Circ Res. 2006 Feb 3;98(2):e2-10. doi: 10.1161/01.RES.0000201285.87524.9e. Epub 2005 Dec 22.
The homing and differentiation mechanisms of endothelial progenitor cells (EPCs) at sites of vascular lesions are unclear. To investigate whether platelets play a role in the recruitment and differentiation of EPCs, we made use of a robust mouse embryonic EPC (eEPC) line that reliably differentiates to a mature endothelial phenotype. We found that platelets stimulate chemotaxis and migration of these murine eEPCs. Further, the substantial adhesion of murine eEPCs on immobilized platelets that occurs under dynamic flow conditions is inhibited by neutralizing anti-P-selectin glycoprotein ligand-1 and anti-VLA-4 (beta1-integrin) monoclonal antibodies but not by anti-CD11b (aM-integrin; macrophage antigen-1). Coincubation of murine eEPCs with platelets for 5 days induced differentiation of EPCs to mature endothelial cells as verified by positive von Willebrand factor immunofluorescence and detection of Weibel Palade bodies through electron microscopy. We conclude that platelets may play a critical part in the capture and subsequent differentiation of murine eEPCs at sites of vascular lesions, revealing a possible new role of platelets in neoendothelization after vascular injury.

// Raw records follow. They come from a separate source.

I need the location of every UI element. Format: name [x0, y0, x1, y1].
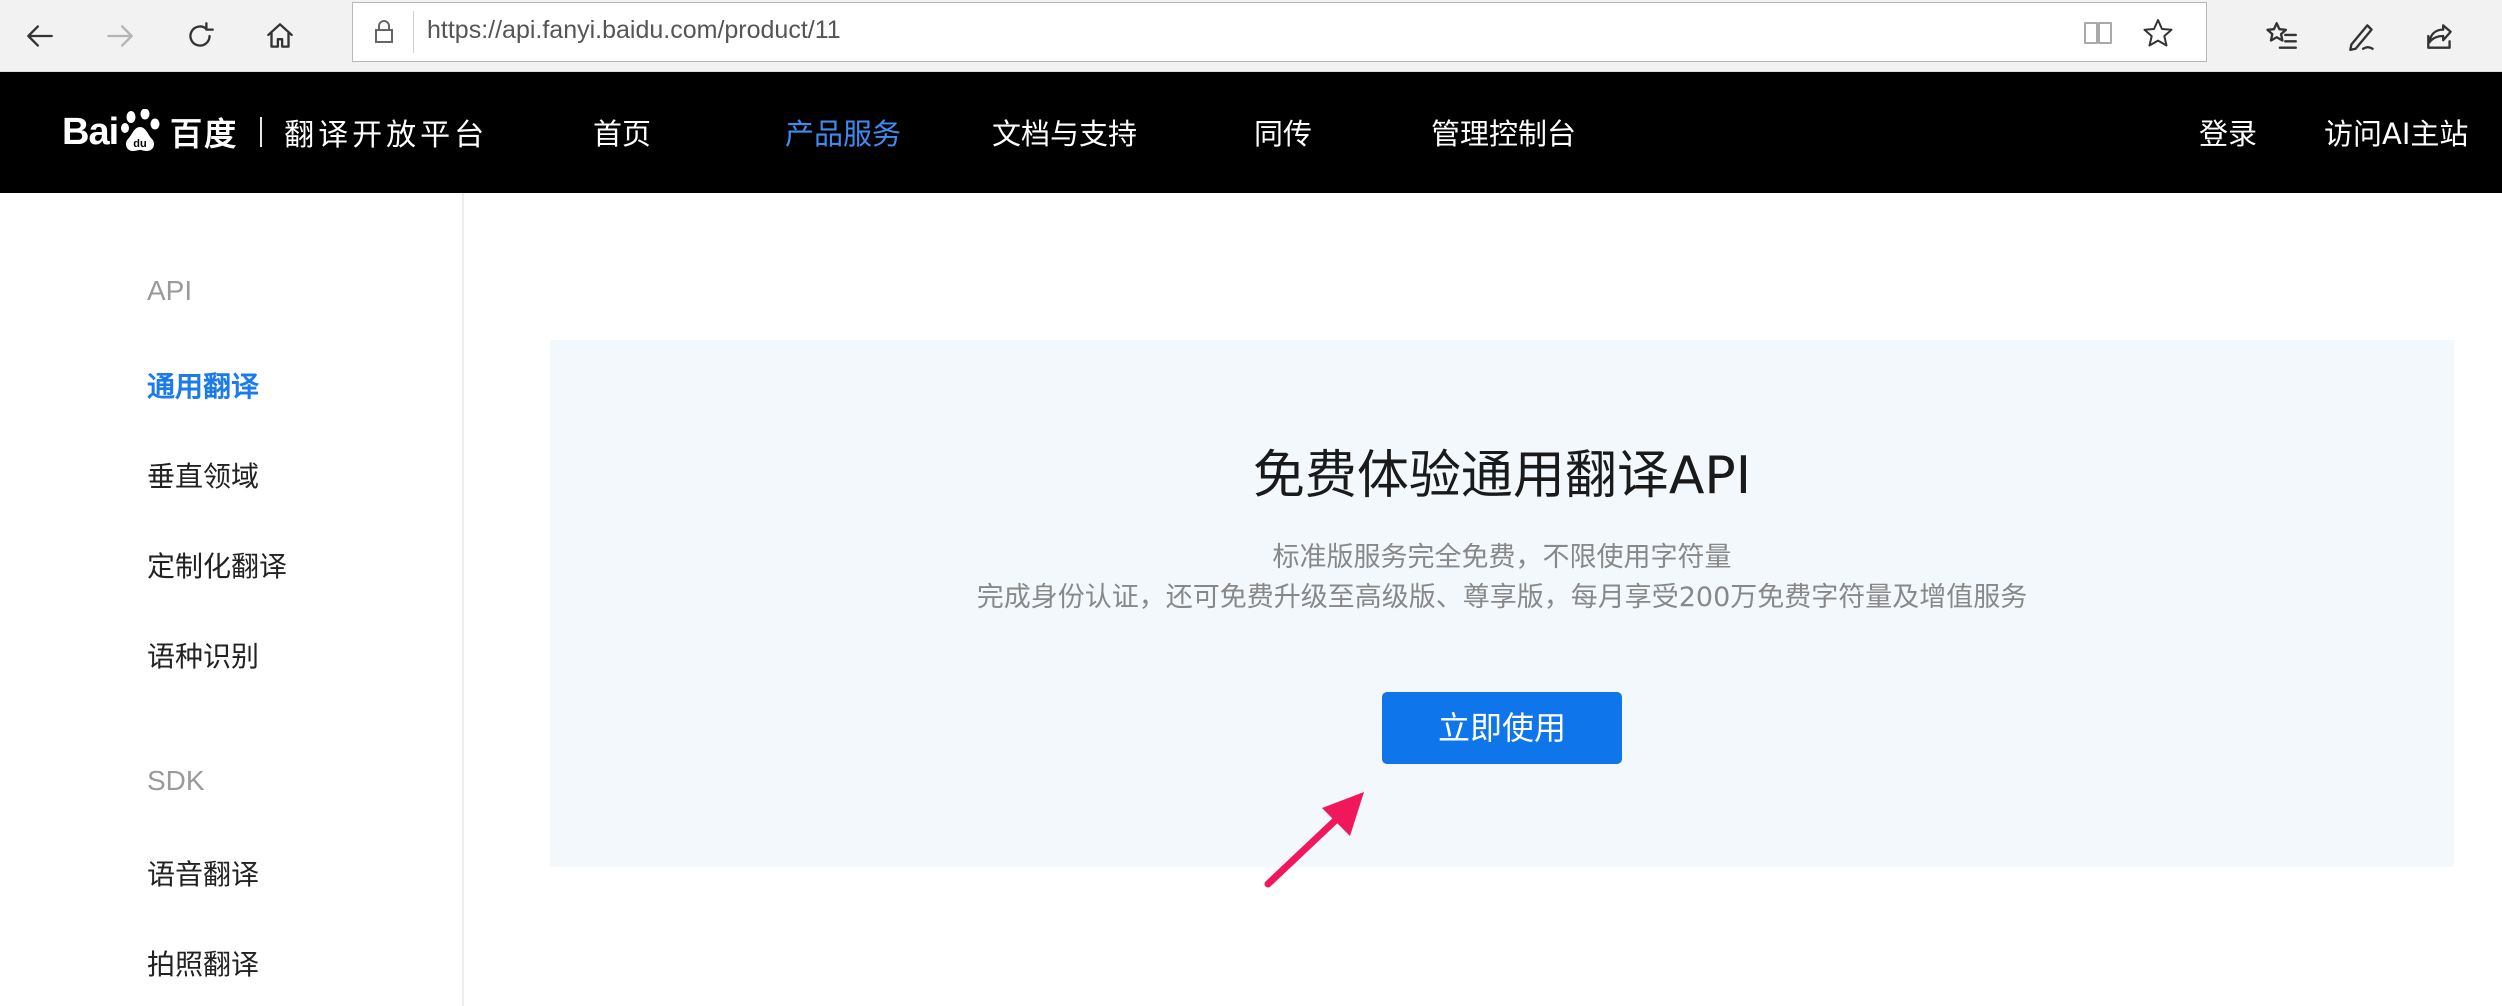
site-header: Bai du 百度 翻译开放平台 首页 产品服务 文档与支持 同传 管理控制台 … — [0, 72, 2502, 193]
sidebar-item-language-detection[interactable]: 语种识别 — [147, 635, 259, 675]
lock-icon — [369, 17, 399, 47]
back-arrow-icon[interactable] — [12, 8, 68, 64]
nav-docs-support[interactable]: 文档与支持 — [992, 114, 1137, 154]
address-bar[interactable]: https://api.fanyi.baidu.com/product/11 — [352, 2, 2207, 62]
logo-subtitle: 翻译开放平台 — [284, 118, 489, 153]
favorites-list-icon[interactable] — [2254, 8, 2310, 64]
sidebar-item-custom-translation[interactable]: 定制化翻译 — [147, 545, 287, 585]
pen-icon[interactable] — [2334, 8, 2390, 64]
baidu-paw-icon: du — [121, 109, 160, 151]
forward-arrow-icon[interactable] — [92, 8, 148, 64]
sidebar-item-voice-translation[interactable]: 语音翻译 — [147, 853, 259, 893]
promo-title: 免费体验通用翻译API — [1252, 446, 1752, 506]
use-now-button[interactable]: 立即使用 — [1382, 692, 1622, 764]
url-text[interactable]: https://api.fanyi.baidu.com/product/11 — [427, 13, 841, 47]
nav-console[interactable]: 管理控制台 — [1431, 114, 1576, 154]
logo-text-baidu-cn: 百度 — [170, 115, 239, 153]
nav-home[interactable]: 首页 — [593, 114, 651, 154]
nav-products[interactable]: 产品服务 — [785, 114, 901, 154]
baidu-fanyi-logo[interactable]: Bai du 百度 翻译开放平台 — [62, 102, 488, 162]
sidebar-heading-api: API — [147, 275, 193, 306]
sidebar-item-photo-translation[interactable]: 拍照翻译 — [147, 943, 259, 983]
favorite-star-icon[interactable] — [2140, 15, 2176, 51]
browser-toolbar: https://api.fanyi.baidu.com/product/11 — [0, 0, 2502, 72]
sidebar-item-general-translation[interactable]: 通用翻译 — [147, 365, 259, 405]
annotation-arrow-icon — [1264, 792, 1364, 888]
nav-simultaneous-interpretation[interactable]: 同传 — [1254, 114, 1312, 154]
home-icon[interactable] — [252, 8, 308, 64]
product-sidebar: API 通用翻译 垂直领域 定制化翻译 语种识别 SDK 语音翻译 拍照翻译 — [0, 193, 464, 1006]
login-link[interactable]: 登录 — [2199, 114, 2257, 154]
promo-line-standard: 标准版服务完全免费，不限使用字符量 — [1272, 542, 1732, 573]
sidebar-item-vertical-domain[interactable]: 垂直领域 — [147, 455, 259, 495]
logo-text-bai: Bai — [62, 110, 119, 153]
refresh-icon[interactable] — [172, 8, 228, 64]
visit-ai-site-link[interactable]: 访问AI主站 — [2324, 114, 2468, 154]
free-trial-banner: 免费体验通用翻译API 标准版服务完全免费，不限使用字符量 完成身份认证，还可免… — [550, 340, 2454, 867]
share-icon[interactable] — [2412, 8, 2468, 64]
sidebar-heading-sdk: SDK — [147, 765, 205, 796]
logo-text-du: du — [133, 138, 146, 150]
reading-view-icon[interactable] — [2080, 15, 2116, 51]
url-divider — [413, 11, 414, 53]
logo-divider — [260, 117, 263, 147]
promo-line-upgrade: 完成身份认证，还可免费升级至高级版、尊享版，每月享受200万免费字符量及增值服务 — [976, 582, 2028, 613]
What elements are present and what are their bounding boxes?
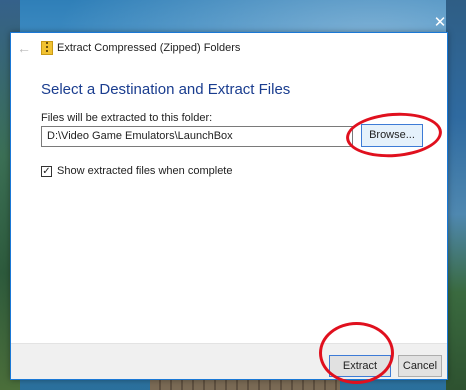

血管损伤部位内皮祖细胞(EPCs)的归巢和分化机制尚不清楚。为了研究血小板是否在EPCs的募集和分化中发挥作用,我们利用了一种强大的小鼠胚胎EPC(eEPC)系,该细胞系能可靠地分化为成熟的内皮表型。我们发现血小板可刺激这些小鼠eEPCs的趋化性和迁移。此外,在动态流动条件下,小鼠eEPCs在固定化血小板上的大量黏附受到抗P-选择素糖蛋白配体-1和抗VLA-4(β1整合素)单克隆抗体的抑制,但不受抗CD11b(αM整合素;巨噬细胞抗原-1)的抑制。小鼠eEPCs与血小板共孵育5天可诱导EPCs分化为成熟内皮细胞,这通过血管性血友病因子免疫荧光阳性和电子显微镜检测Weibel-Palade小体得以证实。我们得出结论,血小板可能在血管损伤部位捕获并随后分化小鼠eEPCs中起关键作用,揭示了血小板在血管损伤后新生内皮化中的一种可能新作用。